Ritodrine, salbutamol and terbutaline (I.V. administration): increased blood glucose levels due to beta-2 agonist effects. The importance of monitoring blood glucose levels should be emphasised. If necessary, switch to insulin.
Anticoagulant therapy (e.g. warfarin): Sulphonylureas may lead to potentiation of anticoagulation during concurrent treatment. Adjustment of the anticoagulant may be necessary.
Pregnancy:
There is no experience with the use of gliclazide during pregnancy in humans. Control of diabetes should be obtained before the time of conception to reduce the risk of congenital abnormalities linked to uncontrolled diabetes.

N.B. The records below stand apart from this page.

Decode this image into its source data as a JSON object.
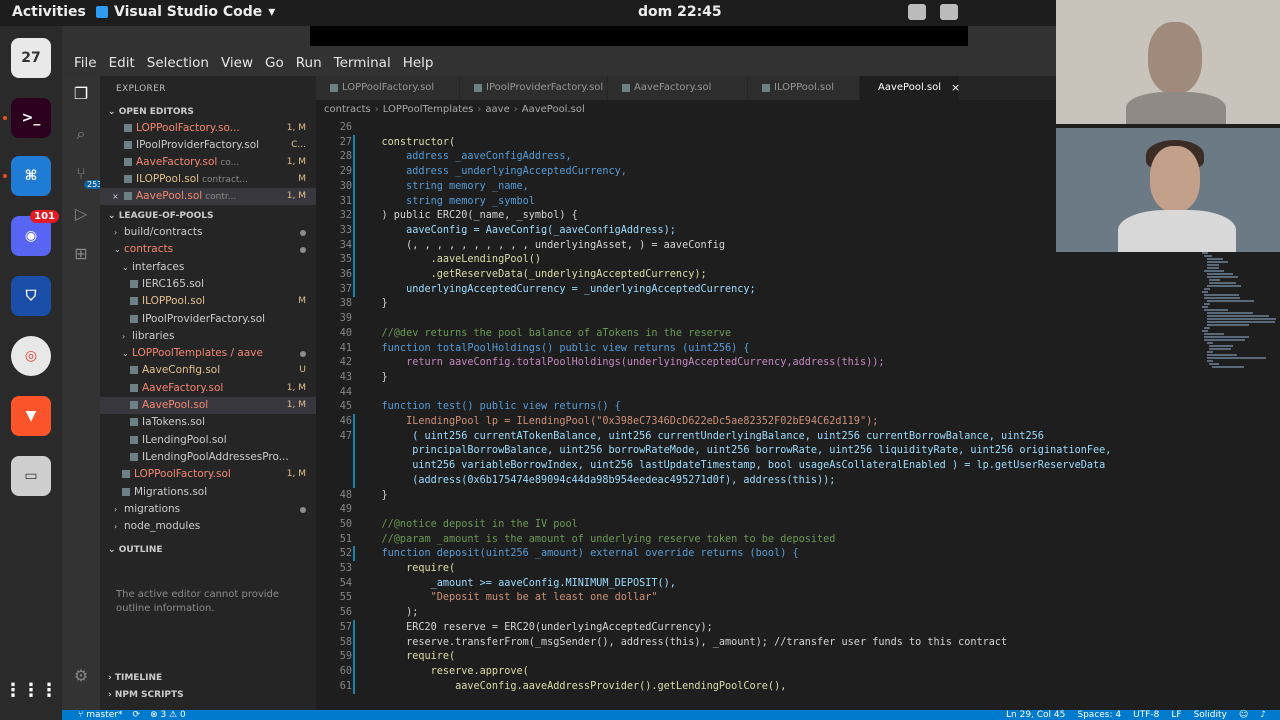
{
  "topbar": {
    "activities": "Activities",
    "app_name": "Visual Studio Code",
    "app_menu_caret": "▾",
    "clock": "dom 22:45"
  },
  "dock": {
    "calendar_day": "27",
    "discord_badge": "101",
    "vscode_badge": "253"
  },
  "menubar": [
    "File",
    "Edit",
    "Selection",
    "View",
    "Go",
    "Run",
    "Terminal",
    "Help"
  ],
  "sidebar": {
    "explorer_title": "EXPLORER",
    "open_editors_title": "OPEN EDITORS",
    "open_editors": [
      {
        "name": "LOPPoolFactory.so...",
        "status": "1, M",
        "color": "red"
      },
      {
        "name": "IPoolProviderFactory.sol",
        "status": "C...",
        "color": "plain",
        "desc": ""
      },
      {
        "name": "AaveFactory.sol",
        "desc": "co...",
        "status": "1, M",
        "color": "red"
      },
      {
        "name": "ILOPPool.sol",
        "desc": "contract...",
        "status": "M",
        "color": "mod"
      },
      {
        "name": "AavePool.sol",
        "desc": "contr...",
        "status": "1, M",
        "color": "red"
      }
    ],
    "project_title": "LEAGUE-OF-POOLS",
    "tree": [
      {
        "name": "build/contracts",
        "indent": 1,
        "chev": "›",
        "status_dot": true
      },
      {
        "name": "contracts",
        "indent": 1,
        "chev": "⌄",
        "color": "red",
        "status_dot": true
      },
      {
        "name": "interfaces",
        "indent": 2,
        "chev": "⌄",
        "status_dot": false
      },
      {
        "name": "IERC165.sol",
        "indent": 3,
        "icon": true
      },
      {
        "name": "ILOPPool.sol",
        "indent": 3,
        "icon": true,
        "status": "M",
        "color": "mod"
      },
      {
        "name": "IPoolProviderFactory.sol",
        "indent": 3,
        "icon": true
      },
      {
        "name": "libraries",
        "indent": 2,
        "chev": "›"
      },
      {
        "name": "LOPPoolTemplates / aave",
        "indent": 2,
        "chev": "⌄",
        "color": "red",
        "status_dot": true
      },
      {
        "name": "AaveConfig.sol",
        "indent": 3,
        "icon": true,
        "status": "U",
        "color": "mod"
      },
      {
        "name": "AaveFactory.sol",
        "indent": 3,
        "icon": true,
        "status": "1, M",
        "color": "red"
      },
      {
        "name": "AavePool.sol",
        "indent": 3,
        "icon": true,
        "status": "1, M",
        "color": "red",
        "selected": true
      },
      {
        "name": "IaTokens.sol",
        "indent": 3,
        "icon": true
      },
      {
        "name": "ILendingPool.sol",
        "indent": 3,
        "icon": true
      },
      {
        "name": "ILendingPoolAddressesPro...",
        "indent": 3,
        "icon": true
      },
      {
        "name": "LOPPoolFactory.sol",
        "indent": 2,
        "icon": true,
        "status": "1, M",
        "color": "red"
      },
      {
        "name": "Migrations.sol",
        "indent": 2,
        "icon": true
      },
      {
        "name": "migrations",
        "indent": 1,
        "chev": "›",
        "status_dot": true
      },
      {
        "name": "node_modules",
        "indent": 1,
        "chev": "›"
      }
    ],
    "outline_title": "OUTLINE",
    "outline_msg": "The active editor cannot provide outline information.",
    "timeline_title": "TIMELINE",
    "npm_title": "NPM SCRIPTS"
  },
  "tabs": [
    {
      "label": "LOPPoolFactory.sol",
      "active": false
    },
    {
      "label": "IPoolProviderFactory.sol",
      "active": false
    },
    {
      "label": "AaveFactory.sol",
      "active": false
    },
    {
      "label": "ILOPPool.sol",
      "active": false
    },
    {
      "label": "AavePool.sol",
      "active": true,
      "close": "×"
    }
  ],
  "breadcrumb": [
    "contracts",
    "LOPPoolTemplates",
    "aave",
    "AavePool.sol"
  ],
  "editor": {
    "lines": [
      {
        "n": "26",
        "t": "",
        "c": "plain"
      },
      {
        "n": "27",
        "t": "    constructor(",
        "c": "fn",
        "g": "mod"
      },
      {
        "n": "28",
        "t": "        address _aaveConfigAddress,",
        "c": "kw",
        "g": "mod"
      },
      {
        "n": "29",
        "t": "        address _underlyingAcceptedCurrency,",
        "c": "kw",
        "g": "mod"
      },
      {
        "n": "30",
        "t": "        string memory _name,",
        "c": "kw",
        "g": "mod"
      },
      {
        "n": "31",
        "t": "        string memory _symbol",
        "c": "kw",
        "g": "mod"
      },
      {
        "n": "32",
        "t": "    ) public ERC20(_name, _symbol) {",
        "c": "plain",
        "g": "mod"
      },
      {
        "n": "33",
        "t": "        aaveConfig = AaveConfig(_aaveConfigAddress);",
        "c": "var",
        "g": "mod"
      },
      {
        "n": "34",
        "t": "        (, , , , , , , , , , underlyingAsset, ) = aaveConfig",
        "c": "plain",
        "g": "mod"
      },
      {
        "n": "35",
        "t": "            .aaveLendingPool()",
        "c": "fn",
        "g": "mod"
      },
      {
        "n": "36",
        "t": "            .getReserveData(_underlyingAcceptedCurrency);",
        "c": "fn",
        "g": "mod"
      },
      {
        "n": "37",
        "t": "        underlyingAcceptedCurrency = _underlyingAcceptedCurrency;",
        "c": "var",
        "g": "mod"
      },
      {
        "n": "38",
        "t": "    }",
        "c": "plain"
      },
      {
        "n": "39",
        "t": "",
        "c": "plain"
      },
      {
        "n": "40",
        "t": "    //@dev returns the pool balance of aTokens in the reserve",
        "c": "cm"
      },
      {
        "n": "41",
        "t": "    function totalPoolHoldings() public view returns (uint256) {",
        "c": "kw"
      },
      {
        "n": "42",
        "t": "        return aaveConfig.totalPoolHoldings(underlyingAcceptedCurrency,address(this));",
        "c": "ctl"
      },
      {
        "n": "43",
        "t": "    }",
        "c": "plain"
      },
      {
        "n": "44",
        "t": "",
        "c": "plain"
      },
      {
        "n": "45",
        "t": "    function test() public view returns() {",
        "c": "kw"
      },
      {
        "n": "46",
        "t": "        ILendingPool lp = ILendingPool(\"0x398eC7346DcD622eDc5ae82352F02bE94C62d119\");",
        "c": "str",
        "g": "mod"
      },
      {
        "n": "47",
        "t": "         ( uint256 currentATokenBalance, uint256 currentUnderlyingBalance, uint256 currentBorrowBalance, uint256",
        "c": "var",
        "g": "mod"
      },
      {
        "n": "",
        "t": "         principalBorrowBalance, uint256 borrowRateMode, uint256 borrowRate, uint256 liquidityRate, uint256 originationFee,",
        "c": "var",
        "g": "mod"
      },
      {
        "n": "",
        "t": "         uint256 variableBorrowIndex, uint256 lastUpdateTimestamp, bool usageAsCollateralEnabled ) = lp.getUserReserveData",
        "c": "var",
        "g": "mod"
      },
      {
        "n": "",
        "t": "         (address(0x6b175474e89094c44da98b954eedeac495271d0f), address(this));",
        "c": "var",
        "g": "mod"
      },
      {
        "n": "48",
        "t": "    }",
        "c": "plain"
      },
      {
        "n": "49",
        "t": "",
        "c": "plain"
      },
      {
        "n": "50",
        "t": "    //@notice deposit in the IV pool",
        "c": "cm"
      },
      {
        "n": "51",
        "t": "    //@param _amount is the amount of underlying reserve token to be deposited",
        "c": "cm"
      },
      {
        "n": "52",
        "t": "    function deposit(uint256 _amount) external override returns (bool) {",
        "c": "kw",
        "g": "mod"
      },
      {
        "n": "53",
        "t": "        require(",
        "c": "fn"
      },
      {
        "n": "54",
        "t": "            _amount >= aaveConfig.MINIMUM_DEPOSIT(),",
        "c": "var"
      },
      {
        "n": "55",
        "t": "            \"Deposit must be at least one dollar\"",
        "c": "str"
      },
      {
        "n": "56",
        "t": "        );",
        "c": "plain"
      },
      {
        "n": "57",
        "t": "        ERC20 reserve = ERC20(underlyingAcceptedCurrency);",
        "c": "plain",
        "g": "mod"
      },
      {
        "n": "58",
        "t": "        reserve.transferFrom(_msgSender(), address(this), _amount); //transfer user funds to this contract",
        "c": "plain",
        "g": "mod"
      },
      {
        "n": "59",
        "t": "        require(",
        "c": "fn",
        "g": "mod"
      },
      {
        "n": "60",
        "t": "            reserve.approve(",
        "c": "fn",
        "g": "mod"
      },
      {
        "n": "61",
        "t": "                aaveConfig.aaveAddressProvider().getLendingPoolCore(),",
        "c": "fn",
        "g": "mod"
      }
    ]
  },
  "statusbar": {
    "branch": "master*",
    "sync": "⟳",
    "problems": "⊗ 3 ⚠ 0",
    "position": "Ln 29, Col 45",
    "spaces": "Spaces: 4",
    "encoding": "UTF-8",
    "eol": "LF",
    "language": "Solidity"
  },
  "colors": {
    "accent": "#007acc",
    "modified_gutter": "#1b81a8",
    "badge": "#e01b24"
  }
}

Oral hypoglycaemic agents are not suitable. Insulin is the drug of first choice for treatment of diabetes during pregnancy. It is recommended that oral hypoglycaemic therapy is changed to insulin before a pregnancy is attempted, or as soon as pregnancy is discovered.
Lactation:
It is not known whether gliclazide or its metabolites are excreted in breast milk. Given the risk of neonatal hypoglycaemia, gliclazide is contra-indicated in breast-feeding mothers.
Effects on ability to drive and use machines:
gliclazide has no known influence on the ability to drive and use machines. However, patients should be made aware of the symptoms of hypoglycaemia and should be careful if driving or operating machinery, especially at the beginning of treatment.
Undesirable effects:
Hypoglycaemia: As for other sulphonylureas, treatment with gliclazide can cause hypoglycaemia, if meal times are irregular and, in particular, if meals are skipped. Possible symptoms of hypoglycaemia are: headache, intense hunger, nausea, vomiting, lassitude, sleep disorders, agitation, aggression, poor concentration, reduced awareness and slowed reactions, depression, confusion, visual and speech disorders, aphasia, tremor, paresis, sensory disorders, dizziness, feeling of powerlessness, loss of self-control, delirium, convulsions, shallow respiration, bradycardia, drowsiness and loss of consciousness, possibly resulting in coma and lethal outcome.
In addition, signs of adrenergic counter-regulation may be observed: sweating, clammy skin, anxiety, tachycardia, hypertension, palpitations, angina pectoris and cardiac arrhythmia.
Usually, symptoms disappear after intake of carbohydrates (sugar). However, artificial sweeteners have no effect. Experience with other sulphonylureas shows that hypoglycaemia can recur even when measures prove effective initially.
If a hypoglycaemic episode is severe or prolonged, and even if it is temporarily controlled by intake of sugar, immediate medical treatment or even hospitalisation is required.
Other undesirable effects: Gastrointestinal disturbances, including abdominal pain, nausea, vomiting, dyspepsia, diarrhoea and constipation have been reported. These can be avoided or minimised if gliclazide is taken with a meal.
The following undesirable effects have been more rarely reported:
The following adverse events have been described for other sulphonylureas: Erythrocytopenia, agranulocytosis, haemolytic anaemia, pancytopenia, allergic vasculitis, hyponatraemia, elevated liver enzyme levels and even impairment of liver function and hepatitis, which regressed after withdrawal of the sulphonylurea or led to life-threatening liver failure in isolated cases.
Overdose:
An overdose of sulphonylureas may cause hypoglycaemia. Moderate symptoms of hypoglycaemia, without any loss of consciousness or neurological signs, must be corrected by carbohydrate intake, dose adjustment and/or change of diet. Strict monitoring should be continued until the doctor is sure that the patient is out of danger.
Severe hypoglycaemic reactions, with coma, convulsions or other neurological disorders are possible and must be treated as a medical emergency, requiring immediate hospitalisation.
Dialysis is of no benefit to patients due to the strong binding of gliclazide to proteins.